ALLEN Woody (1935-_)

Match Point (Match Point) (2005: 9.0)

1) Match Point significa, en tenis y otros deportes, punto de partido. El jugador que gana en ese instante ha derrotado al contrario. Es el momento crucial del partido, el decisivo, cuando la victoria se acaricia pero la derrota aún es posible. Punto de partido: una metáfora poderosa.

2) Bergman, Mankiewicz, Hitchcock. El “carpe diem” o trama sobre cómo algunos personajes luchan por su placer y felicidad; y el suspense de los diversos puntos de partido que juega el personaje principal. Este jugador (y todos somos jugadores) ha de decidir si arriesga en el servicio, si sube a la red, si retrocede al fondo de la pista o se atreve con una suave dejada.

3) Gloriosa combinación: cristalino análisis de sentimientos y aguda síntesis de intereses. Película muy suya pero inevitablemente extraña, menos cómica, más pausada y profunda y sin el Allen actor. Sin New York.

4) Las reglas del arte. Para la clase alta el arte es un acto social sin más allá. Un entretenimiento de prestigio. ¿Lo cree así también Allen? Quizá.

5) El arte oficial no promueve cambios. La ópera o las pinturas abstractas de la Tate Gallery son adornos finos y cromos caros de la sociedad de consumo. Pasatiempos distinguidos pero inofensivos: reflejan una posición social o unas ambiciones; es arte subvencionado. ¿Es así el arte de Allen? No.

6) Pero en Match Point, muestra fabulosa y filosófica del arte del azar y del azar del arte, Allen admite que la vida supera a la ficción. La vida familiar y social se basa en una estabilidad económica y sentimental, en dura pugna. El arte pasa frívolo por la ventana mientras montamos en el tren de la vida.

7) La felicidad: pasión, renuncia. El castigo del crimen puede ser ninguno; si hay suerte. La hipótesis del policía, real como la vida misma, es descartada por inverosímil: parece una ficción, una pieza de arte para distraer.

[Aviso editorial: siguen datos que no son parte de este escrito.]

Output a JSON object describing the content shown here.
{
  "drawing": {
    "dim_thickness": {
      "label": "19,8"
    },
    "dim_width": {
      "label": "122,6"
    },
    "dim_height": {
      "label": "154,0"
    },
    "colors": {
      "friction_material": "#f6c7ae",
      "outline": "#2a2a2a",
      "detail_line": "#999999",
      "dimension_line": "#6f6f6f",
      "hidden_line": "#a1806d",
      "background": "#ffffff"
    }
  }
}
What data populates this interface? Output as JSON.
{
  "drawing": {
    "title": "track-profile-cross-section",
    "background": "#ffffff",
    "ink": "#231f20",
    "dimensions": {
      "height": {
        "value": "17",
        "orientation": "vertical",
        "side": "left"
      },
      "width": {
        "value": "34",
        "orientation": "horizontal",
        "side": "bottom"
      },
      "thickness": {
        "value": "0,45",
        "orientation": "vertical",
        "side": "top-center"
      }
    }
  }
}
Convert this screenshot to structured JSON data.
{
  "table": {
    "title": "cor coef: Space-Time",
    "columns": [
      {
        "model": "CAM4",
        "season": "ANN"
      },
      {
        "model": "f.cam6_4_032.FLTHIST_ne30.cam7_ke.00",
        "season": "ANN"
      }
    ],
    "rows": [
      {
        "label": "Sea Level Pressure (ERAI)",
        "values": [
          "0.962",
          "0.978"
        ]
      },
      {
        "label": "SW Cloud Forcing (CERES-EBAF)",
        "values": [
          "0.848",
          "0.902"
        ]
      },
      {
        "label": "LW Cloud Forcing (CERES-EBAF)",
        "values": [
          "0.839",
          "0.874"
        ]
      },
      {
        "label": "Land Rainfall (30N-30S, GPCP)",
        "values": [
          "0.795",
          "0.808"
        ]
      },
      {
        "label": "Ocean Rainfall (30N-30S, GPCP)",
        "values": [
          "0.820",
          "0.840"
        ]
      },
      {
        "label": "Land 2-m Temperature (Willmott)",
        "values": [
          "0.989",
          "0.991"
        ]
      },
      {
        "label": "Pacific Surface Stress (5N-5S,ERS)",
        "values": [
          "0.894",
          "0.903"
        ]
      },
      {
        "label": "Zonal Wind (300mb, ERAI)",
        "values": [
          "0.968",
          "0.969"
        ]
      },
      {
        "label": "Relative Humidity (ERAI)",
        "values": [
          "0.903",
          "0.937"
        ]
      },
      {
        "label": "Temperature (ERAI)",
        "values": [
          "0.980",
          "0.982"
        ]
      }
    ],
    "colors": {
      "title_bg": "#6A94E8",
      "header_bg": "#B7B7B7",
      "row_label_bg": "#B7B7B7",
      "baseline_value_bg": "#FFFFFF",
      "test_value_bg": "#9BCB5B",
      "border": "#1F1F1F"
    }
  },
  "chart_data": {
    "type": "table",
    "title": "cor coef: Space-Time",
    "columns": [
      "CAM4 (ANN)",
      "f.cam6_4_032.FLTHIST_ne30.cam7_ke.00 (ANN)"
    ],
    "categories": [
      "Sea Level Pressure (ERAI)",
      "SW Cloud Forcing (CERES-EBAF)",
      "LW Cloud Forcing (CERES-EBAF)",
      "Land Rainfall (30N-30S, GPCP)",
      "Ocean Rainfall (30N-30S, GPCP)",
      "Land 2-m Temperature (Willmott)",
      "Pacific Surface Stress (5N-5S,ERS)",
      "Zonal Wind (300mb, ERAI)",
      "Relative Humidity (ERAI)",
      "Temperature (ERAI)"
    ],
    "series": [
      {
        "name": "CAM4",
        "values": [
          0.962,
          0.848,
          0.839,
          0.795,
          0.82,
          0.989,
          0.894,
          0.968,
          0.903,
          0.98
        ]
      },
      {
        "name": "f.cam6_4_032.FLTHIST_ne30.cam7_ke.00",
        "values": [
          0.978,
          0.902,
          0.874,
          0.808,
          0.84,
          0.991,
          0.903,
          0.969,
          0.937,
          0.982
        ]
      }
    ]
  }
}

8) Obra enorme, menos ligera y divertida que otras de este genio. Fatalismo de Bergman: el tiempo transcurre, nos marchitamos, la muerte acecha. Elegancia sardónica de Mankiewicz. Truculencia milimétrica de Hitchcock (Crimen perfecto, Marnie). Siempre hay perdedores en el juego de la vida.

9) Por mucho que queramos controlar la bola desde el fondo de la pista, el factor suerte (que, por ejemplo, le permitió a Rijkaard permanecer y triunfar en el Barcelona) es indisociable del juego. Incontrolable. Lo cual no es óbice para percatarse de que Allen busca esa suerte a través de su talento.

10) Hay que contar con el cara o cruz, nos guste o no. Puntos de partido.